If the model doesn’t have enough data in its training corpus to devise a proper probability distribution for predicting the next token, one measure to mitigate this issue is to provide matching examples as guidelines. In short, we need to provide properly working and annotated code/language so the LLM can effectively utilize its pattern recognition abilities.
These examples can be implemented in two ways: either by using a second model call to check if the previous output conforms to the syntax of the language, or by providing a set of examples the model can draw from to produce the output in the first place.
The latter method is more intuitive as it resembles a standard few-shot prompting approach, but it doesn’t work well when the model has a high probability for a specific order of tokens that unfortunately doesn’t match our requirements. The approach with two model calls can produce more robust outputs but is less time and cost-efficient.
For example, in the Godot 4 game engine, there has been a breaking change where a particular method no longer takes any arguments as it did previously, but still requires these arguments.
Simplified example:
var velocity = 1
# Godot 4
move_and_slide()
# Godot 3
move_and_slide(velocity)
All GPT models have considerably more training data for the third version of the engine, so the output will regularly contain the additional velocity argument in the function call to move_and_slide.
Either call the model again to check if there is an error to be fixed, or provide a working sample script as a reference. In my experience, when there is wrong training data that regularly supersedes user instructions, a second call for corrections works better.
If there is almost no training data, then providing an example works better. The model is quite adept at implementing a new language given enough examples, but you may encounter cases where the examples don’t properly cover all scenarios.

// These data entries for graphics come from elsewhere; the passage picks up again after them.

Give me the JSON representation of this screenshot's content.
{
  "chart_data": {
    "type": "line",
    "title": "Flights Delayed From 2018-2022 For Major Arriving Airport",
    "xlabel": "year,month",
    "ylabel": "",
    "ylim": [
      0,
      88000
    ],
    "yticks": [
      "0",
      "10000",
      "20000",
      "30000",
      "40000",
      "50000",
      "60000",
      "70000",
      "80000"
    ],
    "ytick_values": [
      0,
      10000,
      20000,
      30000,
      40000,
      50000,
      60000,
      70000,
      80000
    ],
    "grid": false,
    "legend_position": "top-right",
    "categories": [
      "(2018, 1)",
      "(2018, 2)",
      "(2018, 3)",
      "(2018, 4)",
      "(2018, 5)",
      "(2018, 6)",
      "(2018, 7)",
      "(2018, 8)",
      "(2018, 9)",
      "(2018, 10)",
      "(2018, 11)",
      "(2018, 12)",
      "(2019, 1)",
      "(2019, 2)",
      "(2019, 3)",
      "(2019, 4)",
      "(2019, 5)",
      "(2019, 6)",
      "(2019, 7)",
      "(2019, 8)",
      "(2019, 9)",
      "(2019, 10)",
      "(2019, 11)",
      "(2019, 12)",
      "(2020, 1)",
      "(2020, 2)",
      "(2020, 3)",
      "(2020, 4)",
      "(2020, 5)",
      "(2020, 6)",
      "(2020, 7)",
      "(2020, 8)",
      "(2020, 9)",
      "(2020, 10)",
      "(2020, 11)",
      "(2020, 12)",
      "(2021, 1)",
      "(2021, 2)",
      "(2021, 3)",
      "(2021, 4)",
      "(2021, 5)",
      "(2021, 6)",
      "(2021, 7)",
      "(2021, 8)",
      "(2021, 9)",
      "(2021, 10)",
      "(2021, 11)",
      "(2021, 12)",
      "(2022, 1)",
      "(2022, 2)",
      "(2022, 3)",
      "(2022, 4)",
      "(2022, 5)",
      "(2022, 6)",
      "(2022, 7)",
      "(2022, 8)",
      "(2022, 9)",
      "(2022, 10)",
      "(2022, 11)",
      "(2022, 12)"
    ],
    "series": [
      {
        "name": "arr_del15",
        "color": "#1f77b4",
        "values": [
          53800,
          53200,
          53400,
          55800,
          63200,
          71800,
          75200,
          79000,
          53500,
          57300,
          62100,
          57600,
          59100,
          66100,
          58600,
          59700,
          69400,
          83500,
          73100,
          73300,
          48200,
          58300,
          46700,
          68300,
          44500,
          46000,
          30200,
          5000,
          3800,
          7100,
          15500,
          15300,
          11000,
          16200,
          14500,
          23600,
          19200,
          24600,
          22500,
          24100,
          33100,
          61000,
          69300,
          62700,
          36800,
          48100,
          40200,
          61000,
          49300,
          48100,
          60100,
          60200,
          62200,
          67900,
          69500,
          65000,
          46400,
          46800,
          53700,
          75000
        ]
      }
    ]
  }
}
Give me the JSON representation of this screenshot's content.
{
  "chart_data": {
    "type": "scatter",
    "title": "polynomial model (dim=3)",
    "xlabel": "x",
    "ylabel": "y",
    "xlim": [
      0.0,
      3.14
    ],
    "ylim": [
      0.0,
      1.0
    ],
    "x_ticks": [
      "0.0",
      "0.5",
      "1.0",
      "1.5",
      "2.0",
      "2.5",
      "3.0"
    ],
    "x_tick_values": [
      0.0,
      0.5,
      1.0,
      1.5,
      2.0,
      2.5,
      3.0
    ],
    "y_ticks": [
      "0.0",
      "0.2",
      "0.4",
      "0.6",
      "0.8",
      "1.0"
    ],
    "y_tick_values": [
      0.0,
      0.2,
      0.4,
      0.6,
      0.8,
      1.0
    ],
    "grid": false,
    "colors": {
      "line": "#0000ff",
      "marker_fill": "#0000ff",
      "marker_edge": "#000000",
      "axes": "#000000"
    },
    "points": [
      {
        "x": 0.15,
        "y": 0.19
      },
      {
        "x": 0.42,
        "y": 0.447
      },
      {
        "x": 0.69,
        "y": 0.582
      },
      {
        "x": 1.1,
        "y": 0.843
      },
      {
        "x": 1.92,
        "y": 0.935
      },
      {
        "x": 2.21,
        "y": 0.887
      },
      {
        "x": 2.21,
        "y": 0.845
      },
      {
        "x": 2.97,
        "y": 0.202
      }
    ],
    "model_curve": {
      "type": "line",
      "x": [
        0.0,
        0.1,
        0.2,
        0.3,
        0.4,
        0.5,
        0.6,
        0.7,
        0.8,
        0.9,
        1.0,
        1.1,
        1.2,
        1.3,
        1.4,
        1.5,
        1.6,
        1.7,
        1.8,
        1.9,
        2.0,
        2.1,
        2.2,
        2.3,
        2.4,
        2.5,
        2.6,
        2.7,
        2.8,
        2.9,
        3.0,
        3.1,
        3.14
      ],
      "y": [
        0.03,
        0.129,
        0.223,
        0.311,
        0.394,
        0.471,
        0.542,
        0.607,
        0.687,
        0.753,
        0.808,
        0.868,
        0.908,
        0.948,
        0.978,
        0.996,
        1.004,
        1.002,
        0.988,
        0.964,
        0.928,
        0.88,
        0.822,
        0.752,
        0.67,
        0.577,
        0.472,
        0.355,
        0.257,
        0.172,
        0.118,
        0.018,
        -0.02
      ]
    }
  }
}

What’s very important for best results is to provide the best matching examples for whatever you are trying to achieve in a specific situation. You can drop in the complete documentation and all examples every time but this is costly and if the model needs to retrieve knowledge from several places to provide one answer then the output quality will not be as high as a simple needle in a haystack benchmark implies. Splitting the task into several less complex steps then means shorter, more relevant examples and instructions.
Regardless of the technique you use, you will need to provide a relatively large set of working code or documentation for the model to either write in the new language or fix its faulty outputs.